Le Littré de la Grand’Côte/3e éd., 1903/Lettre I

La bibliothèque libre.
Chez l’imprimeur juré de l’académie (p. 198-201).
◄  H
J  ►

I


IDÉE. — J’ai idée que Pocasson viendra ce tantôt… Y a un tableau, à l’encan, que s’est vendu cinq cent mille francs. A-t-on idée ! Beaumarchais fait dire à Bartholo : « J’ai idée, moi, qu’il l’a tirée (la lettre) de la sienne (poche). »

Ben maintenant, me disait le bon père Avangoulard, après un diner à fumer partout, si je change pas d’idée, je ne mangerai jamais plus. Mais voilà, on change d’idée.

Une idée, Un scrupule, un tantinet. Veux-tu de poivre ? — Donne-me n’en une idée, Donne-moi une toute petite pincée de poivre.

IMAGE. — Sage comme une image. Compliment que l’on adresse aux enfants bien sages. En effet, on n’a jamais vu une image turbulente.

IMBERLINE, s. f. — Sorte d’étoffe pour ameublement, en soie tramée coton. Suivant Molard il faut dire iberline. J’ai toujours entendu dire imberline, et ne trouve ni l’une ni l’autre des deux formes dans aucun dictionnaire. « J’ai idée » que le mot doit venir d’un fabricant, nommé Imbert, qui aura donné son nom à une étoffe inventée par lui.

IMITER. — Peut-on dire : Imitez l’exemple de Joset que laissa sa roupe entre les mains de la Putiphar plutôt que de faire de gognandises avec elle ? Molard tient que non, et qu’il faut dire : Suivez l’exemple. Pourtant l’Académie écrit : « Exemple… ce qui peut être imité, » Conclusion : Imitez l’exemple de Joset !

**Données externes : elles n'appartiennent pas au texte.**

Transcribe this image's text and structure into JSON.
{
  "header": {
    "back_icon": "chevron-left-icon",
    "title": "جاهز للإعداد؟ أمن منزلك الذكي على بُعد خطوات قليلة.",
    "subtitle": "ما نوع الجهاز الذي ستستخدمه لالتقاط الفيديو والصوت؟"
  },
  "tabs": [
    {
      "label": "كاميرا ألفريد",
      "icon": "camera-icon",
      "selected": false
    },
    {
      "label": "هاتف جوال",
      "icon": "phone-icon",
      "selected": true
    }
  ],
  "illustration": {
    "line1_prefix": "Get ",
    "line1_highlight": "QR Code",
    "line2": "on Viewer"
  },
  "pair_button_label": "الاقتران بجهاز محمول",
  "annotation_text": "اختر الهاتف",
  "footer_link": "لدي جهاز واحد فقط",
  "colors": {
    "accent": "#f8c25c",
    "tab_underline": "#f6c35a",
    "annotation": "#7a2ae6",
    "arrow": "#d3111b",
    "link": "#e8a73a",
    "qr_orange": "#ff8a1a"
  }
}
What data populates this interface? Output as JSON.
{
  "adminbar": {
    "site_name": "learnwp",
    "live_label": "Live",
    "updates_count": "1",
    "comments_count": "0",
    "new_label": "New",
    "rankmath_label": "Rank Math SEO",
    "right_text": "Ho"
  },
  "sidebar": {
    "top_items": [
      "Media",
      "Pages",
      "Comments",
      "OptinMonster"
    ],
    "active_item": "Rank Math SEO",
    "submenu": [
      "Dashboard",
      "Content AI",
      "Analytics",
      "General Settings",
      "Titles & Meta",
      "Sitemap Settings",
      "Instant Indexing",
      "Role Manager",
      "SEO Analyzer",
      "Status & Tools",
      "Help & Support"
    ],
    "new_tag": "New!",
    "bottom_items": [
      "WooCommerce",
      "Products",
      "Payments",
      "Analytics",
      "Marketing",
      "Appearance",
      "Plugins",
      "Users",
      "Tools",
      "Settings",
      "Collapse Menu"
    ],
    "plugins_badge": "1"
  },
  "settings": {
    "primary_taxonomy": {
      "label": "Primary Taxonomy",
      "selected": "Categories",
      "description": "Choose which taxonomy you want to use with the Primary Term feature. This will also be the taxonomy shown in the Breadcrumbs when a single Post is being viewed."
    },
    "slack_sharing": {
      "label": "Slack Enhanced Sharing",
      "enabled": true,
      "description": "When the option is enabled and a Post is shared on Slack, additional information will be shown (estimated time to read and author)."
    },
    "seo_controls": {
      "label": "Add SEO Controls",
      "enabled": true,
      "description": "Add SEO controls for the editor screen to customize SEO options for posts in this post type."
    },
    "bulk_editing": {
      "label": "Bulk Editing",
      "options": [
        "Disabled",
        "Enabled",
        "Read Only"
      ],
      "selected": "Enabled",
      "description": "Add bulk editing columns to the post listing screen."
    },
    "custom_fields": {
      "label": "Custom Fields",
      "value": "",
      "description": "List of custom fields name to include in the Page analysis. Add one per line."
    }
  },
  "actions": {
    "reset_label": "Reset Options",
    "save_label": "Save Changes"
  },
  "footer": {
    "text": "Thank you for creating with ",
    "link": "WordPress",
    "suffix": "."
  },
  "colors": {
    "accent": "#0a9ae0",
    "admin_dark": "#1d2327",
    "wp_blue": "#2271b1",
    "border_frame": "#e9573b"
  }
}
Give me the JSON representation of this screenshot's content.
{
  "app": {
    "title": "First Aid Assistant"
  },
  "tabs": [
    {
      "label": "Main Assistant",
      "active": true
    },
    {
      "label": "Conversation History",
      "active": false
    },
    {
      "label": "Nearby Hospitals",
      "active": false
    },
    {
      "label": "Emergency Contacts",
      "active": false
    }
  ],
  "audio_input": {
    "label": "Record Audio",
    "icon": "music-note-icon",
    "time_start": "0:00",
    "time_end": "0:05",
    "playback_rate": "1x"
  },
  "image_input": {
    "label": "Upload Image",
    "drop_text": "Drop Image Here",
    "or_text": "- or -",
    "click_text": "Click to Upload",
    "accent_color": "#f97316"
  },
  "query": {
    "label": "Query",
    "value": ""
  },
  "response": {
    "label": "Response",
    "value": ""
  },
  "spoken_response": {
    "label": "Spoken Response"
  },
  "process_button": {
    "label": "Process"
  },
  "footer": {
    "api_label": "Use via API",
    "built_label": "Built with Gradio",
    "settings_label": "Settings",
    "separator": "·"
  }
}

IMPANISSURE, s. f. — Ternissure, par manque de soin de l’ouvrier, à une pièce tissée. — D’impanir, ternir, verbe inusité, mais qu’on retrouve en dauphinois, et qui a été fait sur pannum.

INCAMEAUX, s. m. pl. — Bruit, plaintes, criailleries. Y a le père Bradurre qu’a cogné sa fenne un petit peu trop fort. I z’ont fa de z’incameaux pour ça, qu’i vont le mener en correctionnelle ! — Ben, s’y a plus moyen de battre sa fenne, maintenant ! C’est ça, le progrès ?

INCARCÉRER. — I n’ont fait incarcérer un article dans le journal, qu’i paraît qu’avè des socialisses, gn’y aura plus d’impositions et qu’avè les z’économies qu’on fera, on donnera à tous les cetoyens et cetoyennes mille écus de rente.

INCENDIER. — Incendier quelqu’un de sottises, L’agonir, lui dire de mauvaises raisons. L’image est singulièrement énergique.

INCOGNITO. — Un bon vieux canut me disait un jour : À cete époque, i gn’avait pas encore de chemin de fer, le prince est arrivé en coquenito.

INCONTRAIRE. — Contraire. À l’incontraire… C’est ben tout l’incontraire.

INCUITS, s. m. pl. — Se dit de petits morceaux de pierre restés durs, faute de cuisson, dans la chaux, et qui ne peuvent fuser. On trouve, au moyen âge, le mot de matières incuites dans une citation d’un traité de médecine, faite par M. Godefroy, mais je ne crois pas qu’il s’agisse de chaux.

INCUTI, IE, adj. — Forme d’acuti.

INDUSES. — Rentrer à des heures induses. Induses est ici par analogie avec le féminin des adjectifs en us : confus, confuse, perclus, percluse.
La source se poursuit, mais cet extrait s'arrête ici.